EDIT: it doesn't work

  • »
    »
    4 years ago, # ^ |
      Vote: I like it 0 Vote: I do not like it

    I dont understand about the one-to-one correspondence part. Can you please elaborate a bit?

    • »
      »
      »
      4 years ago, # ^ |
      Rev. 3   Vote: I like it 0 Vote: I do not like it

      Given a rooted tree $$$T$$$ with ordered children, we can construct a rooted binary tree $$$B$$$ by making $$$u$$$'s left child in $$$B$$$ its first child in $$$T$$$, and $$$u$$$'s right child in $$$B$$$ the next sibling in order in $$$T$$$. Conversely, we can perform the reverse operation to turn a binary tree into a rooted tree. Thus each binary tree corresponds to one rooted tree and vice versa, so the given problem is equivalent to generating a rooted tree (with ordered children) uniformly at random, since we can convert freely between the two without losing any information.
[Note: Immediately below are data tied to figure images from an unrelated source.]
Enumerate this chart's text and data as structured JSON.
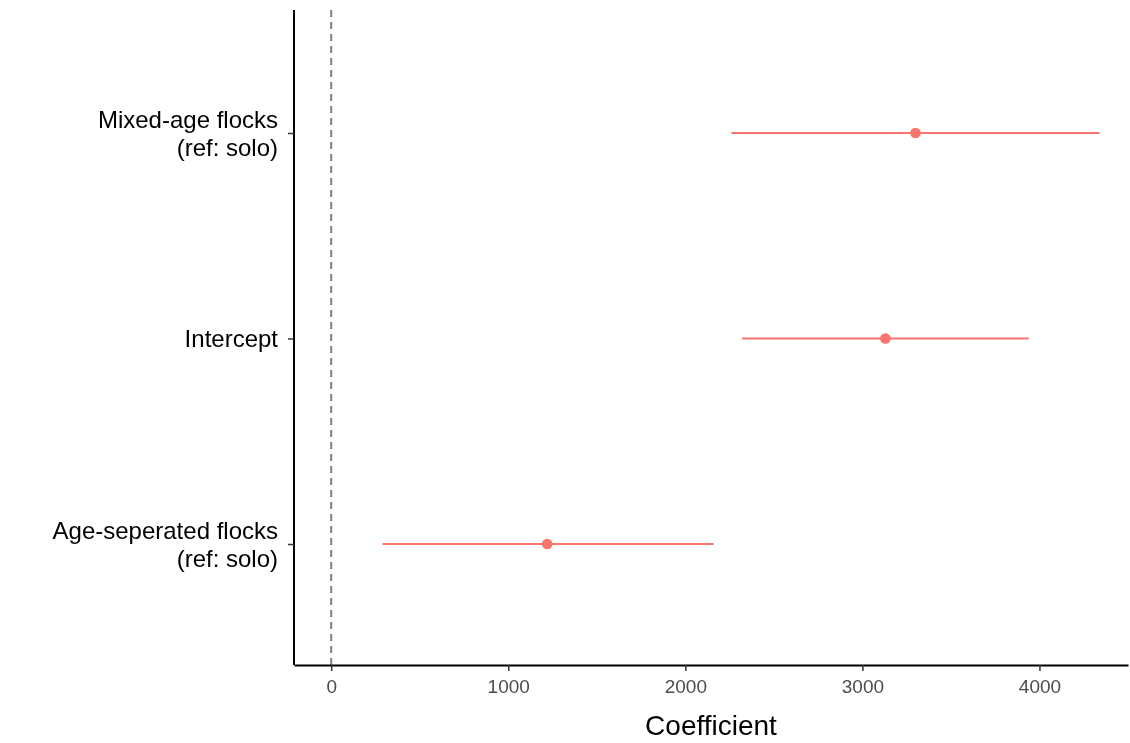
{
  "chart_data": {
    "type": "scatter",
    "orientation": "horizontal",
    "xlabel": "Coefficient",
    "categories": [
      "Mixed-age flocks\n(ref: solo)",
      "Intercept",
      "Age-seperated flocks\n(ref: solo)"
    ],
    "values": [
      3300,
      3130,
      1220
    ],
    "errors": [
      [
        2260,
        4340
      ],
      [
        2320,
        3940
      ],
      [
        290,
        2160
      ]
    ],
    "color": "#f8766d",
    "marker": "circle",
    "xlim": [
      -210,
      4500
    ],
    "xticks": [
      0,
      1000,
      2000,
      3000,
      4000
    ],
    "ref_lines": [
      {
        "axis": "x",
        "value": 0,
        "color": "#808080",
        "line_style": "dashed"
      }
    ],
    "grid": false
  }
}
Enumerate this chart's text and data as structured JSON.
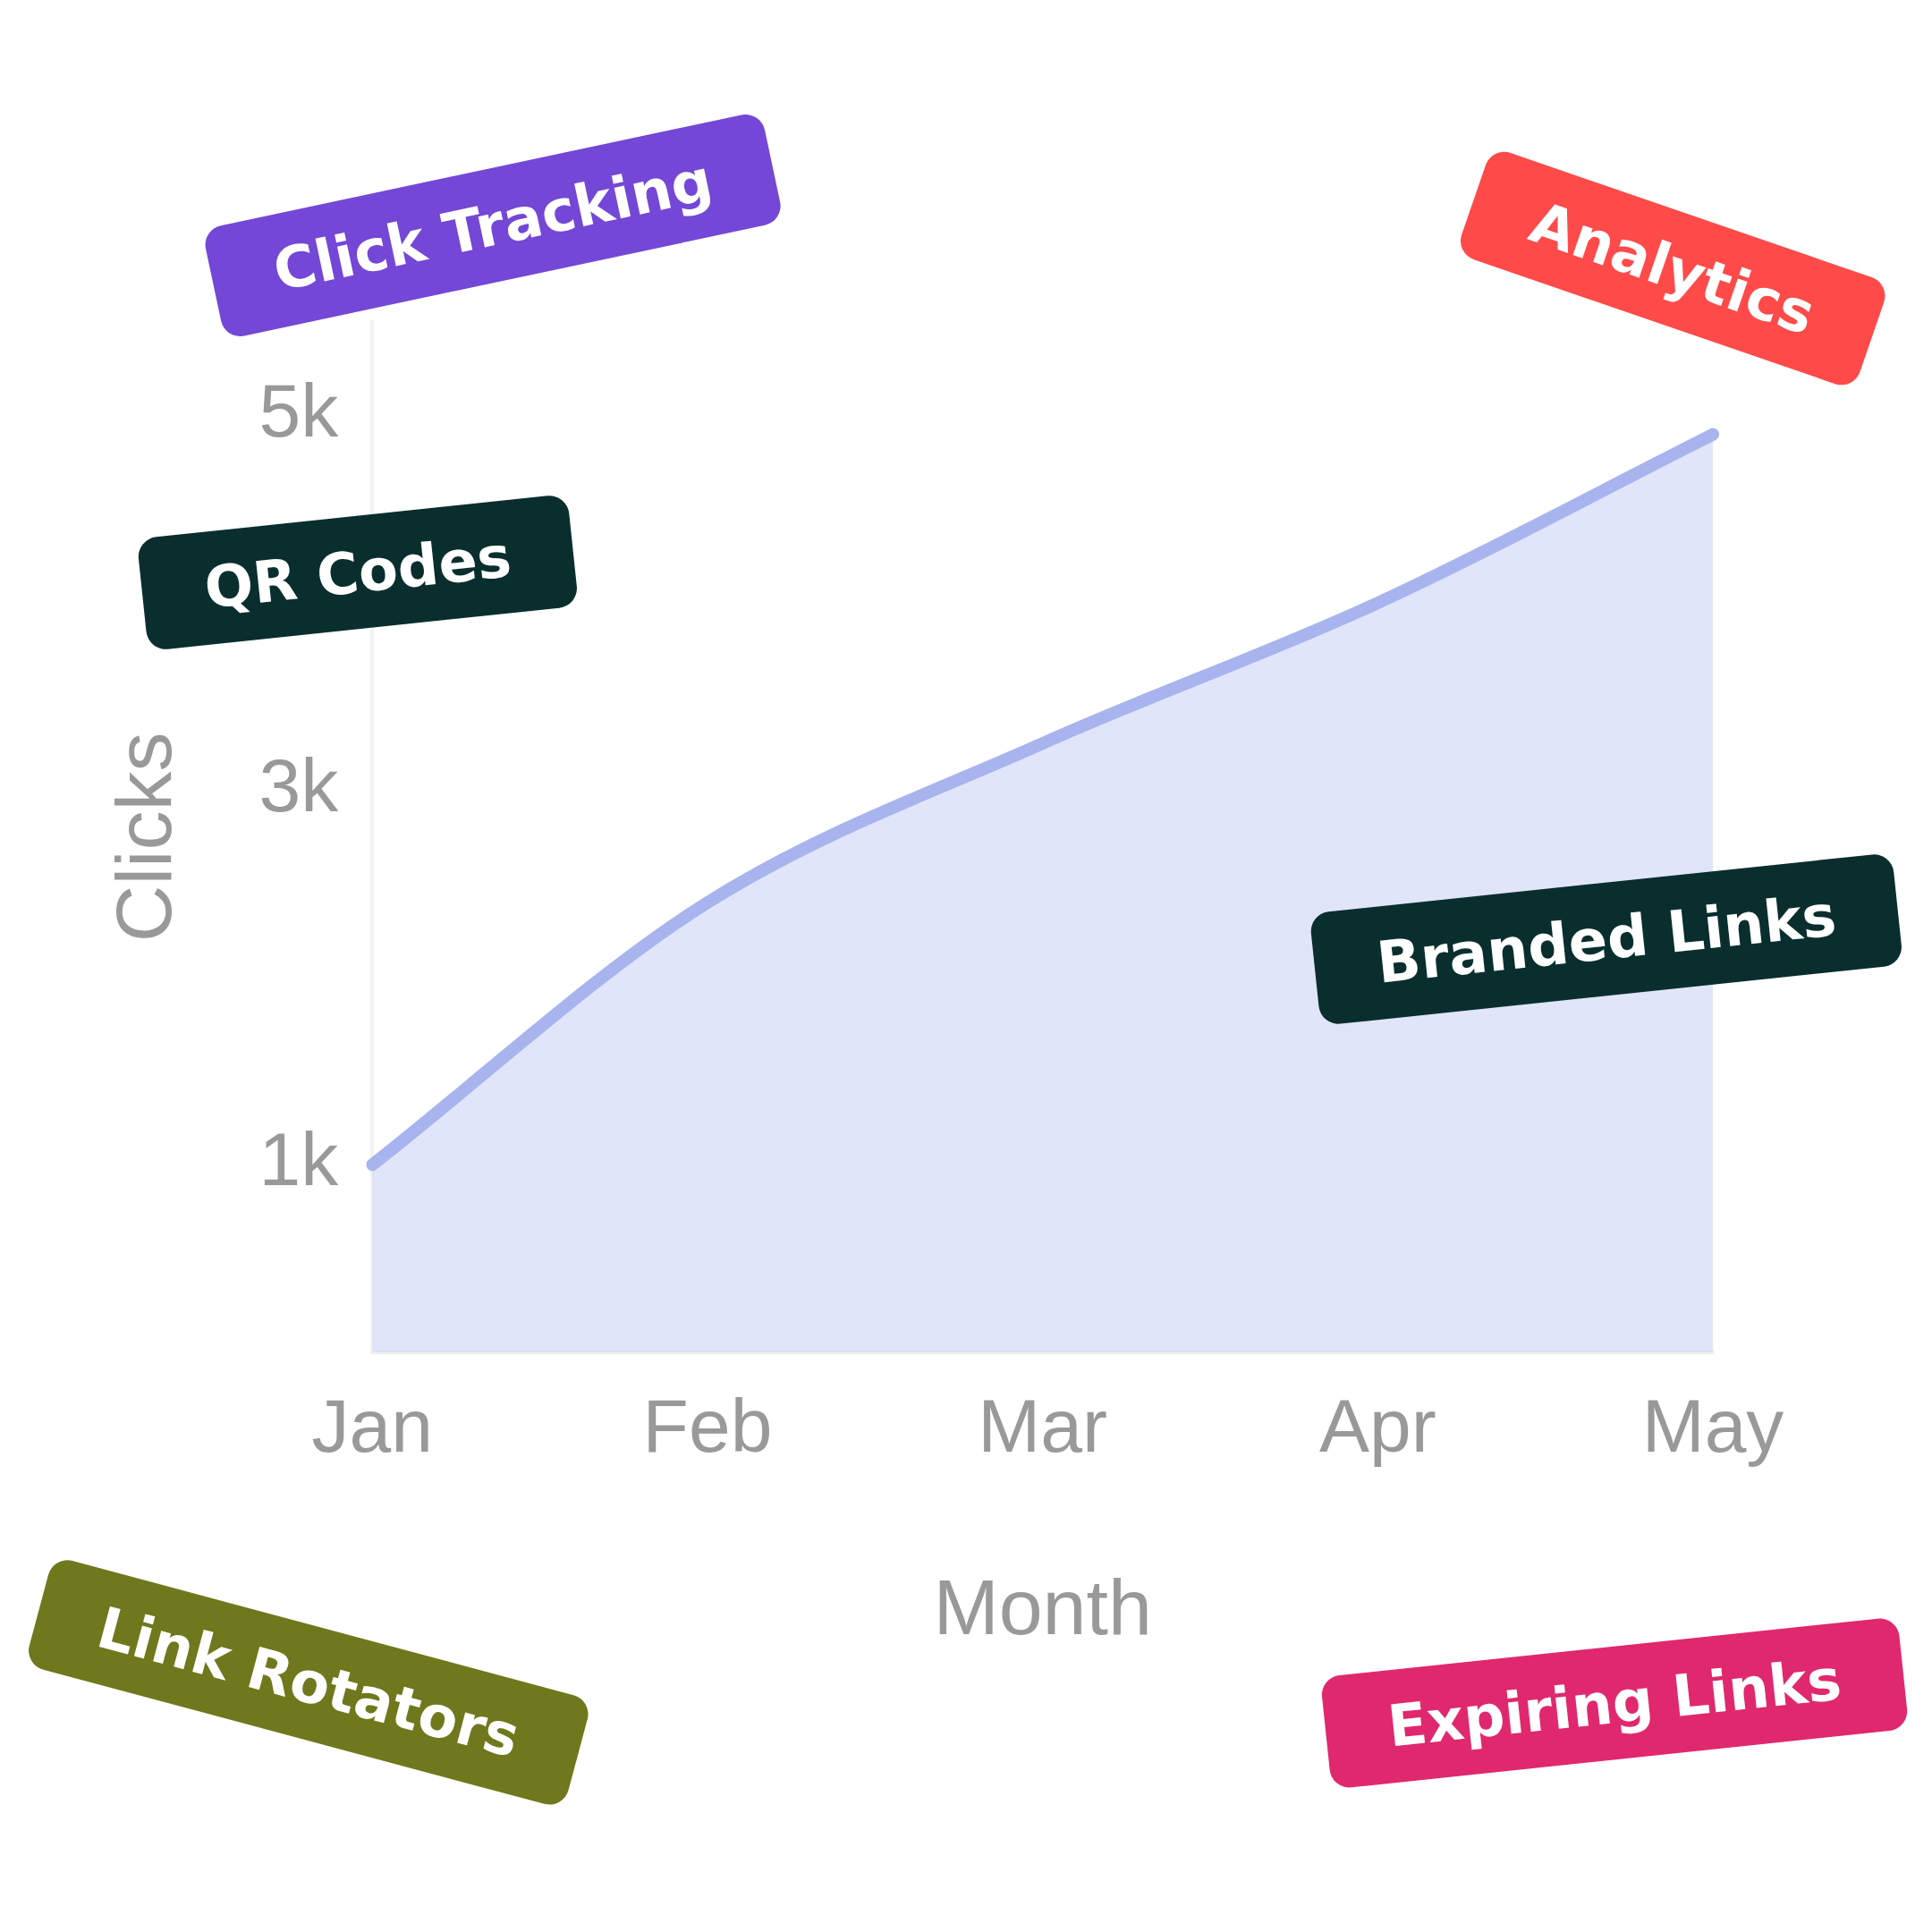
{
  "chart_data": {
    "type": "area",
    "xlabel": "Month",
    "ylabel": "Clicks",
    "categories": [
      "Jan",
      "Feb",
      "Mar",
      "Apr",
      "May"
    ],
    "series": [
      {
        "color": "#a8b4ee",
        "values": [
          1000,
          2400,
          3250,
          4000,
          4900
        ]
      }
    ],
    "ylim": [
      0,
      5500
    ],
    "yticks": [
      {
        "value": 1000,
        "label": "1k"
      },
      {
        "value": 3000,
        "label": "3k"
      },
      {
        "value": 5000,
        "label": "5k"
      }
    ],
    "grid": false,
    "legend": false,
    "marker": "none",
    "annotations": [
      "Click Tracking",
      "Analytics",
      "QR Codes",
      "Branded Links",
      "Link Rotators",
      "Expiring Links"
    ]
  }
}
      The Wikipedia page has some pictures that might help visualize the transformation.

  • »
    »
    4 years ago, # ^ |
      Vote: I like it 0 Vote: I do not like it

    Prufer codes do not help you generate rooted trees with ordered children. You need Catalan numbers for that.

    • »
      »
      »
      4 years ago, # ^ |
      Rev. 2   Vote: I like it 0 Vote: I do not like it

      Correct me if I'm wrong, but I think that generating a random labeled tree with Prüfer codes, choosing the root randomly, and ordering children according to their label should give a rooted tree with ordered children generated uniformly at random. I haven't proved it, but it should work (it should be the same as ordering children randomly).

      EDIT: it can't be correct since $$$C_{n-1}$$$ does not divide $$$n^{n-2}$$$.